La 47ᵉ édition d’EIMA International se tiendra à Bologne du 10 au 14 novembre 2026. Organisé par la Fédération italienne des constructeurs de machines agricoles FederUnacoma, le salon enregistre déjà une hausse marquée des demandes de participation. Au-delà de sa dimension commerciale, EIMA confirme son rôle de lieu d’échanges techniques et de formation continue pour les professionnels de l’agriculture et de l’agromécanique. Les premières orientations du programme sont désormais définies et annoncent une édition dense, à la fois technique, économique et réglementaire.
Certains secteurs affichent une dynamique soutenue, notamment celui des composants, qui rassemble près de 800 entreprises exposantes et accueille de nombreuses marques présentes pour la première fois. Avec ses 14 secteurs spécialisés et ses cinq espaces thématiques dédiés à des catégories de produits spécifiques, EIMA International pourrait égaler, voire dépasser, les 1 750 entreprises recensées lors de la précédente édition.
Des démonstrations en conditions réelles
L’édition 2026 accordera une place importante aux démonstrations en extérieur afin de présenter les technologies en situation concrète.

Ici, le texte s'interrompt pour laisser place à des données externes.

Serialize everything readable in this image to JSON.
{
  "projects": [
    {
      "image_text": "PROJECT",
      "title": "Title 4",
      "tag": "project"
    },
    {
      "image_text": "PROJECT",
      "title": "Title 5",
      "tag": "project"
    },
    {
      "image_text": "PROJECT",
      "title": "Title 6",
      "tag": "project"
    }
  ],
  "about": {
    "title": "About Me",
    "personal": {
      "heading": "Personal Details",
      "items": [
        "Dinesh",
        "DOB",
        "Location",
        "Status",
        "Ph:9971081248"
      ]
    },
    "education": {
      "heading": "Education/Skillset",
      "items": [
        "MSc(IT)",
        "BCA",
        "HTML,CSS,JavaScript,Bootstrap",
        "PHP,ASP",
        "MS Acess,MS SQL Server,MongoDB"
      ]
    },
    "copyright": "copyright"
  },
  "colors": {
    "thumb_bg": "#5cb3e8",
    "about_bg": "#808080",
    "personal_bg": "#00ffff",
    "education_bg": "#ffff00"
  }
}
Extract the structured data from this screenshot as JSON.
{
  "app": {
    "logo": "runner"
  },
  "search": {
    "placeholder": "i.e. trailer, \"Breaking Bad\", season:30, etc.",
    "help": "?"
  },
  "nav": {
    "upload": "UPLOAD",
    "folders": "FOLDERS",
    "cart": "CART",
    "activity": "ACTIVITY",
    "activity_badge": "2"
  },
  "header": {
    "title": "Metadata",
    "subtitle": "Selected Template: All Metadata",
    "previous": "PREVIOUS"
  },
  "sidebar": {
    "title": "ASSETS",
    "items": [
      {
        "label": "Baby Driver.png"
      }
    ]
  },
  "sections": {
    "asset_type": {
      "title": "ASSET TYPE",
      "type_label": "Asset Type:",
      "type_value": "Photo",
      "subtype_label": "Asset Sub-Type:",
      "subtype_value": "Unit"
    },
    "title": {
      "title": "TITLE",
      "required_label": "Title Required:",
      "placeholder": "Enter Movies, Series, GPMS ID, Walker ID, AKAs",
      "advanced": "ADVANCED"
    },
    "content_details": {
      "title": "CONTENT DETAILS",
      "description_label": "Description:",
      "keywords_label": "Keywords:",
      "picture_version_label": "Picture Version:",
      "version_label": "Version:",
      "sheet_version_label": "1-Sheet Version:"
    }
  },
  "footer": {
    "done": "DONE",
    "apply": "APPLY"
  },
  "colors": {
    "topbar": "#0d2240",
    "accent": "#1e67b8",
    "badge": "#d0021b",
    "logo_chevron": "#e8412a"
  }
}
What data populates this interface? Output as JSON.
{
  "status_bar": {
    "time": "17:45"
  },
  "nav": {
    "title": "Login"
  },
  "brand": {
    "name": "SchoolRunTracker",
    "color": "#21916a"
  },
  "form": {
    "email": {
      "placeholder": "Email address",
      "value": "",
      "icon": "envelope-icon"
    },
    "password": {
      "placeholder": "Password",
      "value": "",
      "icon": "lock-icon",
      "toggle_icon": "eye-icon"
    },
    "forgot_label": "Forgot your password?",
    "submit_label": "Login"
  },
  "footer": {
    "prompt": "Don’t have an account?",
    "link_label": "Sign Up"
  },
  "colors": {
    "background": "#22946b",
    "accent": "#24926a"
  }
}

Les espaces Garden E-motion, consacré aux équipements de jardinage et d’entretien des espaces verts, et REAL, dédié aux solutions robotiques, proposeront des présentations dynamiques centrées sur l’usage réel des matériels.
L’espace EIMA Energy sera également développé en plein air pour illustrer les solutions liées aux énergies appliquées au machinisme agricole, qu’il s’agisse d’optimisation des consommations ou d’alternatives énergétiques.
Les arènes du Tractor of the Year et du Contoterzista Driver Trophy accueilleront des démonstrations et des épreuves techniques permettant d’observer les performances des machines dans des conditions proches de l’exploitation.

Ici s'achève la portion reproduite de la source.